Contrairement à ce qui est généralement avancé, Val-de-France dispose d’un important équipement d’enseignement du secondaire et supérieur, avec 17 établissements, préparant 72 diplômes et une préparation aux concours.

  • Niveau V : 19 CAP, deux diplômes spécialisés et 2 mentions complémentaires d’un an supplémentaire ; 2 diplômes d’Etat médico-sociaux dans deux établissements et un lycée.
  • Niveau IV :
    • diplômes professionnels : 19 Bacs Pro et un Brevet Professionnel ;
    • diplômes technologiques : 4 Bacs Techno, avec 8 options possibles, dispensés dans 6 établissements ;
    • diplômes généraux :
      • 4 lycées préparant les 3 Bacs EL, L et S ;
      • 4 autres les deux Bacs EL et S.
      • Ajoutons l’antenne du CNAM de Garges-lès-Gonesse qui propose un DU (diplôme d’université) permettant en un an aux non titulaires du Bac de pouvoir poursuivre des études supérieures.
  • Niveau III :
    • 11 BTS en lycées et une formation en CFA ;
    • 3 DUT à l’IUT de Sarcelles ;
    • un diplôme d’Etat médico-social.
  • Niveau II :
    • 3 licences PRO
    • un diplôme spécialisé
    • une classe préparatoire aux grandes écoles (CPGE) Economiques et Commerciales, en 2 ans, qui conduit ensuite à des écoles de commerce et management délivrant un master.
    • Notons également des conventions « prépa Sciences Po » à Sarcelles (J.J. Rousseau) et Garges-lès-Gonesse (Simone de Beauvoir).

II Une pyramide de formation fortement déséquilibrée

Habituellement, une pyramide est large à sa base et se rétrécit vers le sommet. Dans le cas de Val-de-France, la pyramide de qualification de la main-d’œuvre est très large à la base (population sans aucun diplôme, 24 %), diminue très fortement aux niveaux VI (13%) se réélargit en V (21%) et se rétrécit ensuite au niveau Bac (17%). La pyramide de formation devrait idéalement épouser le même profil. En réalité, elle présente une base étroite, un renflement au niveau Bac (43 %) et un sommet aplati (absence de niveaux I et II). Ainsi, on ne compte sur l’agglomération de Val-de-France que 23 CAP (et assimilés) sur 72 diplômes proposés, soit 31% du total. Au niveau IV, on répertorie 32 libellés de Baccalauréats.

Notons ainsi le traitement privilégié dont bénéficie le niveau baccalauréat dans l’appareil de formation de Val-de-France par rapport aux CAP, à la fois par le nombre d’offres de diplômes de 40% supérieur, mais surtout près de 3 fois plus d’organismes formateurs.

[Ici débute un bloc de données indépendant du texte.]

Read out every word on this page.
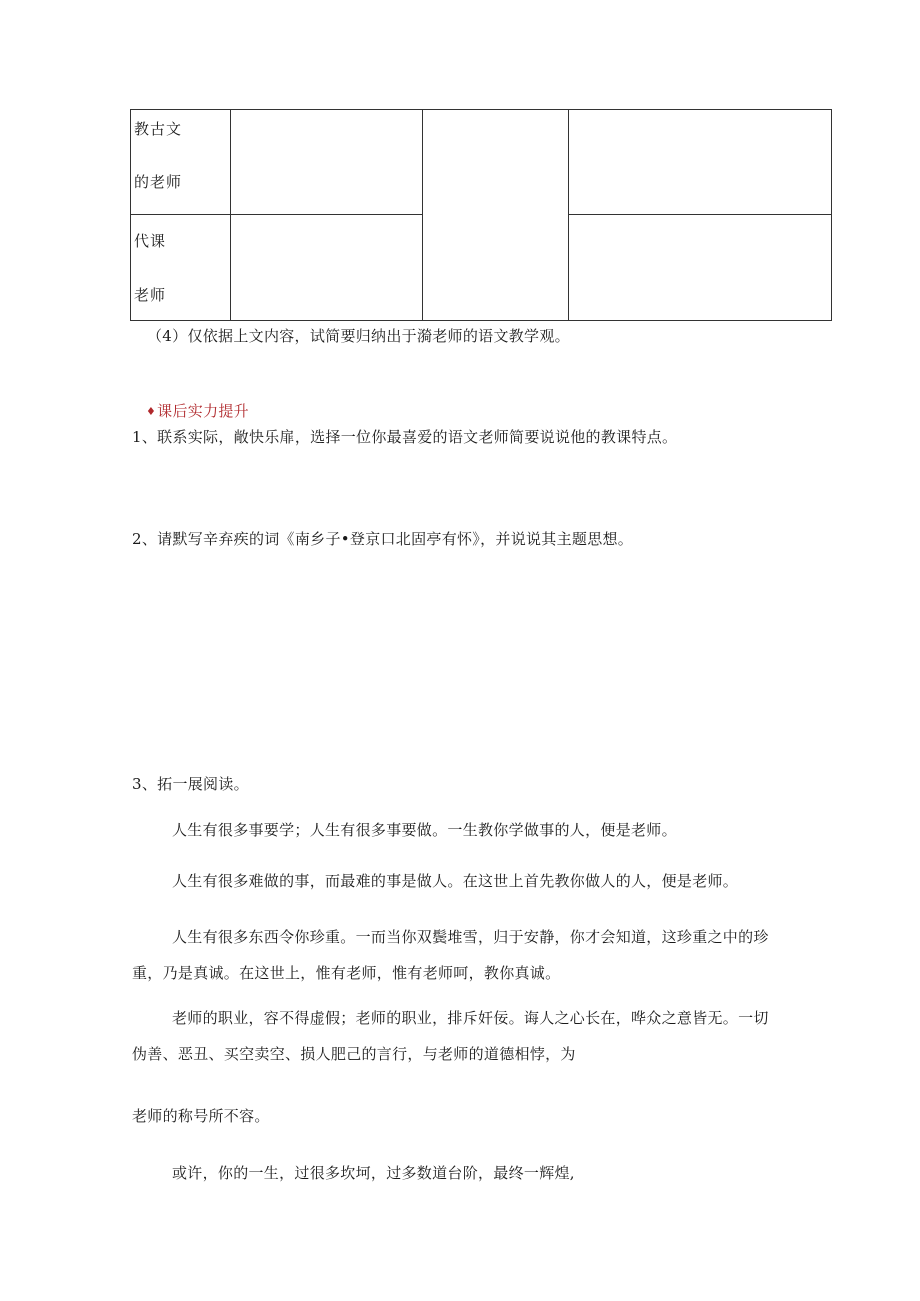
教古文
的老师
代课
老师
（4）仅依据上文内容，试简要归纳出于漪老师的语文教学观。
♦课后实力提升
1、联系实际，敞快乐扉，选择一位你最喜爱的语文老师简要说说他的教课特点。
2、请默写辛弃疾的词《南乡子•登京口北固亭有怀》，并说说其主题思想。
3、拓一展阅读。
人生有很多事要学；人生有很多事要做。一生教你学做事的人，便是老师。
人生有很多难做的事，而最难的事是做人。在这世上首先教你做人的人，便是老师。
人生有很多东西令你珍重。一而当你双鬓堆雪，归于安静，你才会知道，这珍重之中的珍
重，乃是真诚。在这世上，惟有老师，惟有老师呵，教你真诚。
老师的职业，容不得虚假；老师的职业，排斥奸佞。诲人之心长在，哗众之意皆无。一切
伪善、恶丑、买空卖空、损人肥己的言行，与老师的道德相悖，为
老师的称号所不容。
或许，你的一生，过很多坎坷，过多数道台阶，最终一辉煌,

Pour atteindre l’objectif de « 80% d’une classe d’âge au Baccalauréat » proclamé par J.P. Chevènement en 1985 (Objectif quasiment atteint – 78% – pour la génération passant le Bac en 2012), l’Education Nationale a supprimé les deux tiers des CAP, en raison d’une double désaffection des élèves ne trouvant pas de maîtres d’apprentissage et des entreprises, ayant relevé leur niveau d’exigence. Elle a aussi supprimé les BEP qui s’obtenaient en 2 ans après le CAP, afin d’éviter le rallongement de fait de l’enseignement dit « court » (auparavant, l’obtention d’un Bac Pro en 4 ans), par rapport à l’enseignement dit « long » des filières générales (en 3 ans). Mais ces allègements ont eu pour conséquence de supprimer les diplômes de niveau intermédiaire, mettant ainsi hors jeu des élèves n’ayant pas les capacités d’atteindre le Bac : ils sortent désormais de l’appareil scolaire sans diplôme.

Cette politique nationale a des effets pervers plus accentués dans le cas de banlieues populaires comme la plupart des communes du Grand Roissy, où les niveaux de qualification sont faibles. On a ici un effet pervers aggravé de l’objectif national d’excellence qui néglige les populations les moins performantes. En effet, la moitié (49,3%) des jeunes de 18 à 24 ans de Val-de-France est scolarisée, avec un net décrochage pour les garçons (Villiers-le-Bel : taux de scolarisation de 46% pour les garçons ; 54,4% pour les filles). En ce qui concerne l’ensemble de la population en âge de travailler, celle qui ne possède pas le niveau Bac atteint 55% dans le Val d’Oise, mais… 67 % pour l’ensemble de Val-de-France, et même 74% (Recensement par îlot IRIS- INSEE- 2011) dans des quartiers sensibles comme celui de « Derrière-les-Murs-de Monseigneur » à Villiers-le-Bel. Une répartition exactement inverse en ce qui concerne les diplômes de ces niveaux préparés sur le territoire : 74 % des offres de formation correspondent à un niveau Bac ou plus (Nous ne sommes pas en capacité de pondérer ce chiffre par rapport aux effectifs inscrits). .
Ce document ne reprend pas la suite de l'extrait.